La ligne de carrosserie sculptée à la main épouse les contours de la benne et du hayon. Naturellement, la glacière est assortie à la couleur de la carrosserie, y compris la fine bande décorative, pour s’harmoniser avec le Blazer. Les haut-parleurs sont intégrés au hayon. “Nous avons dû découper le cadre de la fenêtre et le mouler aux montants A, ce qui a évidemment posé des problèmes pour la porte” m’a expliqué Jeff Hinge, ajoutant : “Il y a 14 cm de décalage par rapport aux montants A. Nous avons dû le découper pour que l’aile et la porte puissent passer sous le montant A. Ensuite, nous avons retiré toutes les vitres. Si vous regardez un Blazer d’origine, le toit est en retrait de 1,25 cm tout autour, nous avons donc dû le masquer et le mouler”... Les moulures du pare-brise et des vitres latérales servent à combler les espaces laissés par les vitres. Elles forment le logement des rétroviseurs latéraux intégrés. “Le pare-brise a été un véritable fiasco. Trois pare-brise se sont cassés avant que nous n’en trouvions enfin un qui se laisse découper, car les garnitures en acier n’arrêtaient pas de bloquer le verre et de le casser”… L’avant du K5, largement modifié, arbore une calandre usinée à la main avec des barres en aluminium massif façonnées et usinées…
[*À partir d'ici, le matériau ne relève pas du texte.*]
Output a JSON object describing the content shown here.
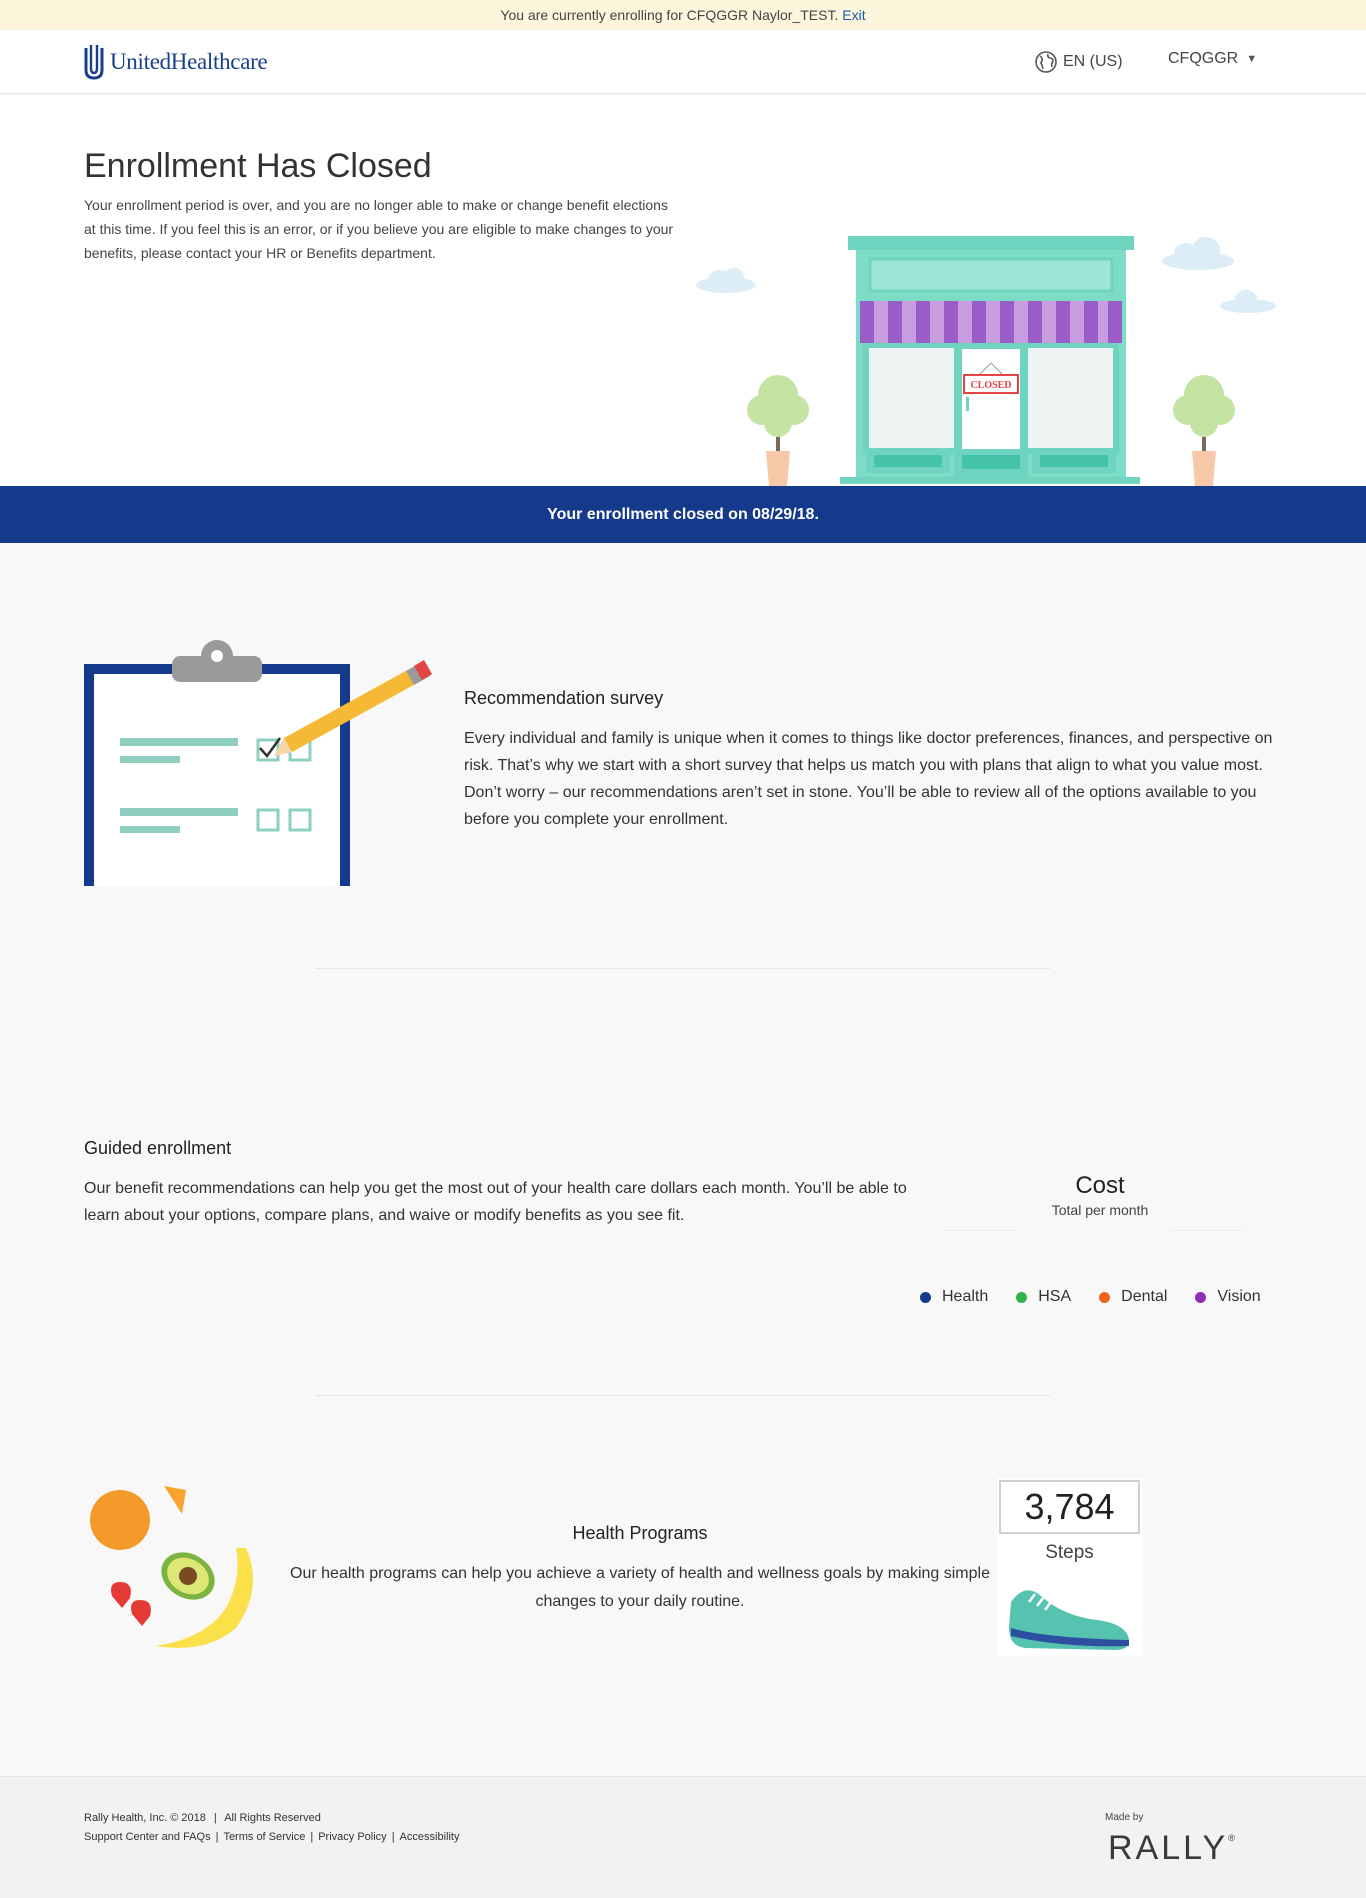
{
  "banner": {
    "text": "You are currently enrolling for CFQGGR Naylor_TEST.",
    "exit_label": "Exit"
  },
  "header": {
    "logo_text": "UnitedHealthcare",
    "language": "EN (US)",
    "user": "CFQGGR"
  },
  "hero": {
    "title": "Enrollment Has Closed",
    "body": "Your enrollment period is over, and you are no longer able to make or change benefit elections at this time. If you feel this is an error, or if you believe you are eligible to make changes to your benefits, please contact your HR or Benefits department.",
    "sign_text": "CLOSED"
  },
  "closed_bar": {
    "text": "Your enrollment closed on 08/29/18."
  },
  "survey": {
    "title": "Recommendation survey",
    "body": "Every individual and family is unique when it comes to things like doctor preferences, finances, and perspective on risk. That’s why we start with a short survey that helps us match you with plans that align to what you value most. Don’t worry – our recommendations aren’t set in stone. You’ll be able to review all of the options available to you before you complete your enrollment."
  },
  "guided": {
    "title": "Guided enrollment",
    "body": "Our benefit recommendations can help you get the most out of your health care dollars each month. You’ll be able to learn about your options, compare plans, and waive or modify benefits as you see fit.",
    "cost_title": "Cost",
    "cost_subtitle": "Total per month",
    "legend": [
      {
        "label": "Health",
        "color": "#153a8b"
      },
      {
        "label": "HSA",
        "color": "#2fb34a"
      },
      {
        "label": "Dental",
        "color": "#f0641e"
      },
      {
        "label": "Vision",
        "color": "#8f2fb8"
      }
    ]
  },
  "programs": {
    "title": "Health Programs",
    "body": "Our health programs can help you achieve a variety of health and wellness goals by making simple changes to your daily routine.",
    "steps_count": "3,784",
    "steps_label": "Steps"
  },
  "footer": {
    "copyright": "Rally Health, Inc. © 2018",
    "rights": "All Rights Reserved",
    "links": [
      "Support Center and FAQs",
      "Terms of Service",
      "Privacy Policy",
      "Accessibility"
    ],
    "made_by": "Made by",
    "brand": "RALLY"
  }
}
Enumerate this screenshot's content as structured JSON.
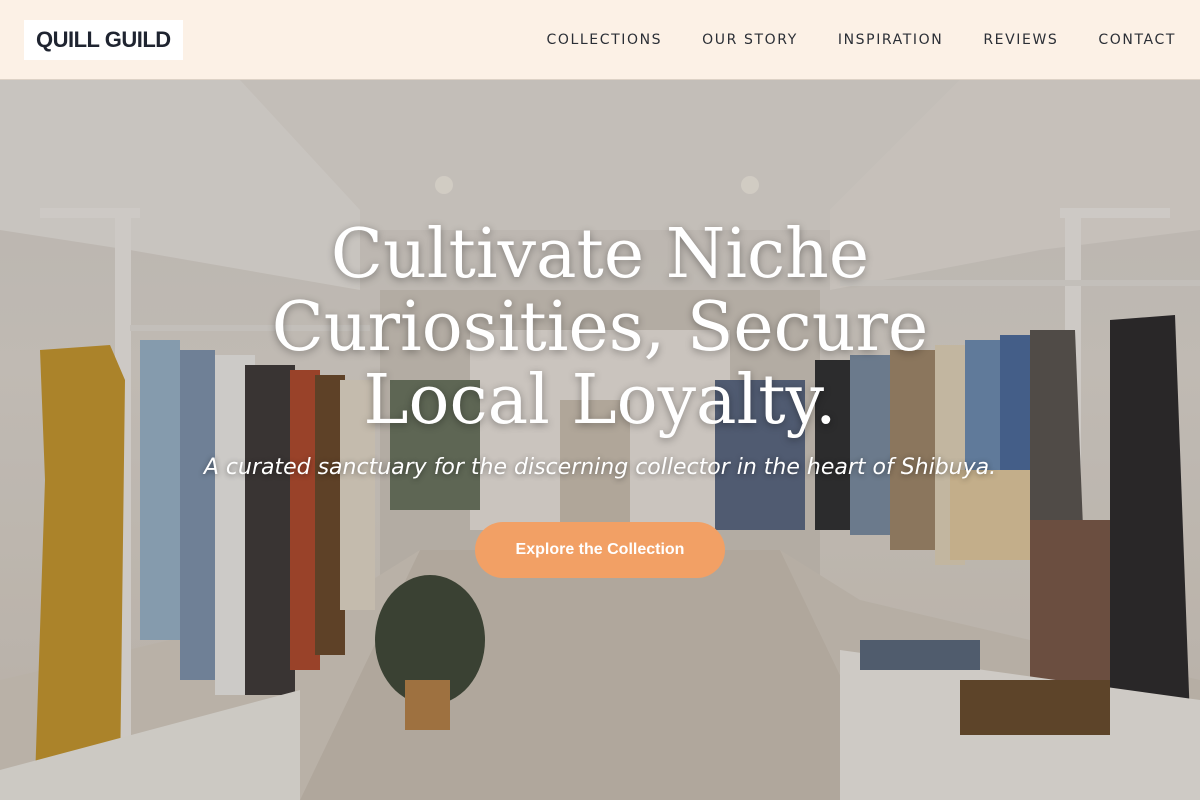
{
  "brand": {
    "name": "QUILL GUILD"
  },
  "nav": {
    "items": [
      {
        "label": "COLLECTIONS"
      },
      {
        "label": "OUR STORY"
      },
      {
        "label": "INSPIRATION"
      },
      {
        "label": "REVIEWS"
      },
      {
        "label": "CONTACT"
      }
    ]
  },
  "hero": {
    "title": "Cultivate Niche Curiosities, Secure Local Loyalty.",
    "subtitle": "A curated sanctuary for the discerning collector in the heart of Shibuya.",
    "cta_label": "Explore the Collection"
  },
  "colors": {
    "nav_background": "#fcf1e6",
    "cta_background": "#f2a065",
    "text_dark": "#1f2430"
  }
}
Fini les histoires de capots qui s’envolaient sur les vieux pick-ups ! Un loquet de capot électrique et un dispositif de sécurité ont été installés. Les pare-chocs ont été refaits. La calandre en aluminium a été usinée à la main, avec barres incrustées individuellement. Le pare-chocs avant provient d’une Ford de 1960 et le pare-chocs arrière d’une Chevrolet de 1970… Et pour être clair, Jeff Hinge n’a pas utilisé d’accessoires de série pour son Blazer. Le travail sur les contours, le remodelage et le moulage ont ajouté des heures de fabrication au projet. “Nous avons utilisé six pare-chocs, trois pour l’avant et trois pour l’arrière. Nous avons dû les découper et les remanier pour obtenir la forme voulue, puis les mouler. Au final, le pare-chocs avant a été forgé à partir d’une Ford de 1960 et le pare-chocs arrière provenait d’une Chevy de 19703… Les modifications se sont enchaînées au fur et à mesure que chaque changement nécessitait davantage de travail de fabrication pour unifier la K5 et en faire une pièce maîtresse aux lignes fluides, tandis que la conception entièrement nouvelle se poursuivait jusqu’à l’arrière. Des ailes retravaillées, un hayon fermé et des feux arrière à LED intégrés ont été ajoutés, le becquet sculpté à la main exigeant une attention méticuleuse pour éviter la moindre imperfection”.
“Le plus difficile a été d’aligner parfaitement les lignes de la carrosserie, tout autour. Il m’a fallu beaucoup de temps pour obtenir un alignement parfait, et j’ai dû fermer le hayon pour pouvoir installer les caissons de basses”... Globalement, la carrosserie du Blazer a fait l’objet de nombreuses modifications. Si toutes n’étaient pas immédiatement visibles, elles visaient à créer une harmonie visuelle parfaite sous tous les angles avec le nouveau “Blazin’Phoenix”. Sur toutes les GM, il y a ce qu’on appelle une soudure par points, là où la carrosserie intérieure et extérieure sont soudées. Lors de la conception du système d’échappement, Jeff Hinge voulait que le bas de la carrosserie soit aligné, ce qui rendait la soudure par points très visible. “Nous avons donc dû la supprimer complètement et recoudre le tout pour obtenir une surface lisse en dessous. La combinaison de couleurs extérieures finalement choisie fut le Noir de jais sur Ambre nacré. À l’origine, ce code K5 nous indique qu’il est sorti de l’usine de Flint, dans le Michigan, propulsé par le V8 de 400ci en option. Équipé du petit bloc Gen I surmonté d’un carburateur Rochester Quadrajet à quatre corps de l’époque des normes anti-pollution. Le moteur V8 LS3 était neuf, sorti de sa caisse”.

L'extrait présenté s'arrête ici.